So England finally stumbled over the line to yet another major tournament and already the media and public are getting out of their collective prams about their chances. Admittedly, there has been a little more realism than normal but still a worrying percentage of people are getting all nationalistically driven to believe England have some kind of chance – quoting Chelsea’s Champions League victory or Greece’s European win as some kind of marker.
These misconceptions aren’t new things, but both Chelsea and Greece had a lot more going for them when entering the tournament than England do now – Greece were extremely well drilled and players all hit top form at once but had a settled group. Chelsea still had some fading top quality players and had a nuclear slice of luck on their side throughout their run in – England have neither of these and I hardly see England making their own luck considering the amount they would need to overcome their quality deficit. The way England performed against Montenegro and Poland was hardly that based on skill and technical ability that has kept them so far away from the top nations for years but a Premier League based game of pace and direct running, something that the best defenses will snuff out quicker than you’d imagine. Much has been made of how offensively they set up and played but when you have to win your final two games against supposedly weaker opposition; how much of an option do you have?

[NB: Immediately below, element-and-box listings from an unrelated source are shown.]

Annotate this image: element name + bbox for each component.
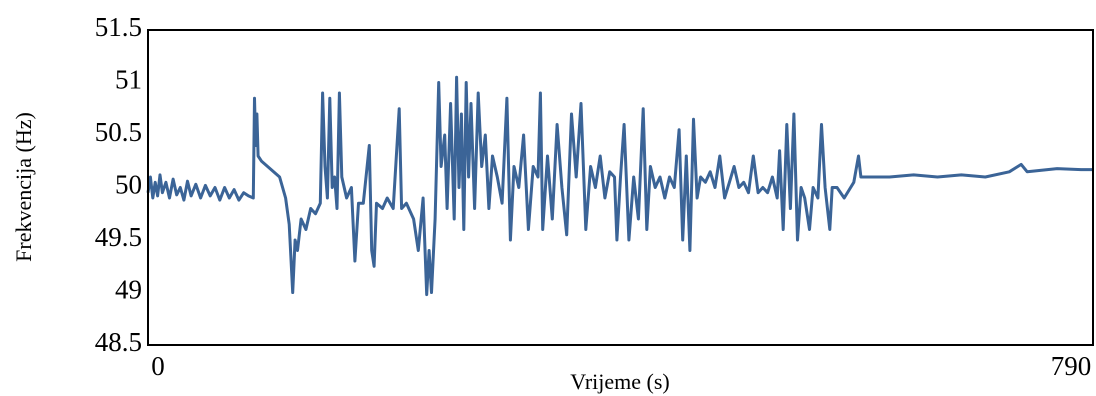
y-tick-label: 50.5 xyxy=(95,117,142,147)
plot-frame xyxy=(147,29,1094,346)
y-tick-label: 50 xyxy=(115,170,142,200)
x-tick-label: 0 xyxy=(151,351,165,381)
y-tick-label: 49 xyxy=(115,275,142,305)
x-axis-title: Vrijeme (s) xyxy=(570,369,669,394)
y-tick-label: 48.5 xyxy=(95,327,142,357)
y-tick-label: 49.5 xyxy=(95,222,142,252)
y-tick-label: 51.5 xyxy=(95,12,142,42)
line-series xyxy=(146,75,1093,297)
x-tick-label: 790 xyxy=(1051,351,1092,381)
y-axis-title: Frekvencija (Hz) xyxy=(11,112,36,262)
y-tick-label: 51 xyxy=(115,65,142,95)
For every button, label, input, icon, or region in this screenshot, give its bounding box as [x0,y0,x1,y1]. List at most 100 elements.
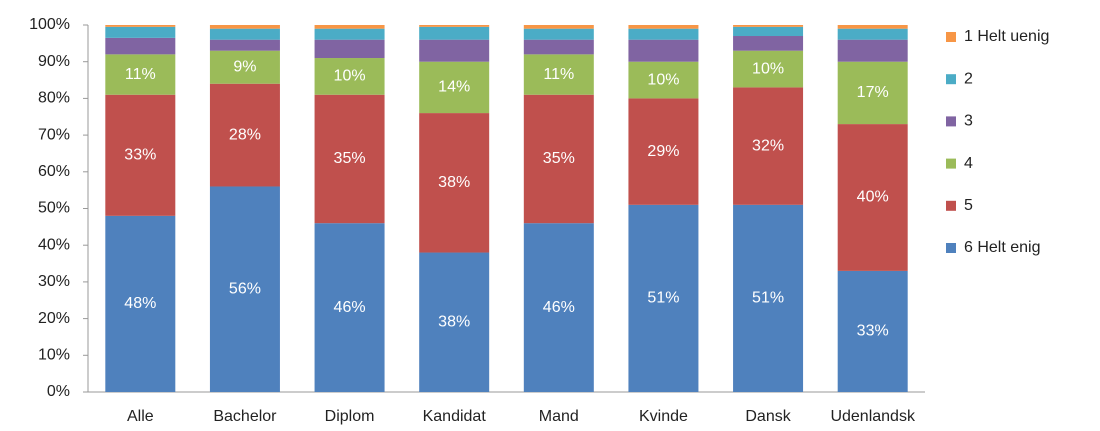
bar-segment [837,25,908,29]
value-label: 32% [752,137,784,154]
bar-segment [523,54,594,95]
value-label: 10% [752,60,784,77]
y-tick-label: 20% [38,310,70,327]
bar-segment [314,25,385,29]
bar-segment [523,39,594,55]
value-label: 40% [857,189,889,206]
bar-segment [733,87,804,205]
value-label: 35% [543,150,575,167]
legend-label: 2 [964,70,973,87]
bar-segment [209,28,280,40]
x-tick-label: Diplom [325,408,375,425]
bar-segment [523,25,594,29]
legend-swatch [946,32,956,42]
bar-segment [314,28,385,40]
bar-segment [314,39,385,59]
y-tick-label: 40% [38,236,70,253]
y-tick-label: 70% [38,126,70,143]
x-tick-label: Dansk [745,408,791,425]
bar-segment [209,39,280,51]
bar-segment [628,39,699,62]
value-label: 29% [647,143,679,160]
y-tick-label: 0% [47,383,70,400]
bar-segment [314,94,385,224]
legend-label: 3 [964,113,973,130]
legend-label: 4 [964,155,973,172]
value-label: 33% [124,147,156,164]
legend-swatch [946,116,956,127]
value-label: 56% [229,280,261,297]
bar-segment [837,270,908,392]
bar-segment [209,186,280,392]
x-tick-label: Kandidat [423,408,487,425]
legend-swatch [946,200,956,211]
value-label: 14% [438,79,470,96]
bar-segment [314,223,385,392]
value-label: 38% [438,313,470,330]
bar-segment [209,83,280,187]
bar-segment [523,223,594,392]
bar-segment [419,39,490,62]
bar-segment [733,36,804,51]
bar-segment [837,39,908,62]
y-tick-label: 90% [38,53,70,70]
value-label: 17% [857,84,889,101]
bar-segment [628,204,699,392]
y-tick-label: 50% [38,200,70,217]
bar-segment [733,25,804,27]
y-tick-label: 100% [29,16,70,33]
bar-segment [209,50,280,84]
bar-segment [105,94,176,216]
value-label: 10% [334,68,366,85]
bar-segment [837,124,908,271]
x-tick-label: Alle [127,408,154,425]
bar-segment [105,215,176,392]
bar-segment [419,113,490,253]
bar-segment [523,28,594,40]
x-tick-label: Bachelor [213,408,277,425]
value-label: 51% [752,290,784,307]
y-tick-label: 60% [38,163,70,180]
value-label: 35% [334,150,366,167]
bar-segment [314,58,385,95]
bar-segment [628,61,699,99]
legend-swatch [946,243,956,253]
bar-segment [105,37,176,55]
value-label: 9% [233,58,256,75]
value-label: 10% [647,71,679,88]
bar-segment [419,26,490,40]
y-tick-label: 10% [38,347,70,364]
bar-segment [105,26,176,38]
legend-swatch [946,158,956,169]
bar-segment [209,25,280,29]
legend-label: 6 Helt enig [964,239,1041,256]
bar-segment [733,50,804,88]
bar-segment [733,26,804,37]
bar-segment [733,204,804,392]
y-tick-label: 30% [38,273,70,290]
value-label: 51% [647,290,679,307]
x-tick-label: Udenlandsk [830,408,916,425]
legend-label: 1 Helt uenig [964,28,1049,45]
bar-segment [628,28,699,40]
y-tick-label: 80% [38,90,70,107]
value-label: 28% [229,126,261,143]
value-label: 48% [124,295,156,312]
bar-segment [523,94,594,224]
x-tick-label: Kvinde [639,408,688,425]
bar-segment [419,252,490,392]
bar-segment [628,25,699,29]
bar-segment [837,28,908,40]
bar-segment [419,61,490,114]
bar-segment [837,61,908,125]
legend-swatch [946,74,956,85]
bar-segment [105,54,176,95]
x-tick-label: Mand [539,408,579,425]
bar-segment [628,98,699,205]
value-label: 11% [125,66,156,83]
value-label: 46% [334,299,366,316]
value-label: 11% [543,66,574,83]
legend-label: 5 [964,197,973,214]
bar-segment [419,25,490,27]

Andros Townsend’s performances epitomised the nature of England’s game and the wonderment with which people saw his game – he ran in straight lines fast, that was it. Admittedly, Townsend produced a great deal more of a final product than many wingers have done in the past for England but this is quite a revelation for Townsend compared to his hit and miss – occasionally greedy – performances for Tottenham. The typical overly unnecessary and unwarranted pressure will be piled on Townsend but the matter of fact remains he has had two impressive, yes, but quite simple performances for England so it’s far from time to get carried away about him.
On the whole, England were lucky against Poland, the number of chances they handed to Robert Lewandowski could’ve ended rather more clinically on another day and this current English back line doesn’t seem capable of handling top quality forwards as Zlatan Ibrahimovic exhibited with his demolition of England all too recently. Lewandowski fluffed a couple of clear-cut chances that may have just proved it was England’s day and they scrambled away to Brazil without the agonising process of qualifiers that now look all the more daunting considering the sides left in their and both Cristiano Ronaldo and Franck Ribery awaiting the draw later this month – what a disappointment it would be for a World Cup without two of the top players around, as Ibrahimovic and Sweden also await the draw.
Finally, if anything can really be taken from England’s qualification from what was considered an easy group and the huffing and puffing they messed around with in the process, it is this; there is no need to take players who are peaked or past it to this world cup, take a couple of the seniors – Gerrard and Cole and fill the rest with the players who could win trophies in the next two or three major tournaments. With this in mind, my suggested squad of 23 would be as follows:
Goalkeepers: Butland (1st choice), Forster, Hart
Defence: Clyne, Walker, Caulker, Jones, Smalling, Cole, Shaw, Wisdom
Midfielders: Gerrard, Chalobah, Carroll, Oxlade-Chamberlain, Barkley, Redmond, Morrison, Wilshere
Strikers: Sturridge, Rooney, Ings, Hooper
Written before the Chile and Germany matches, another review will be approaching in the light of those performances.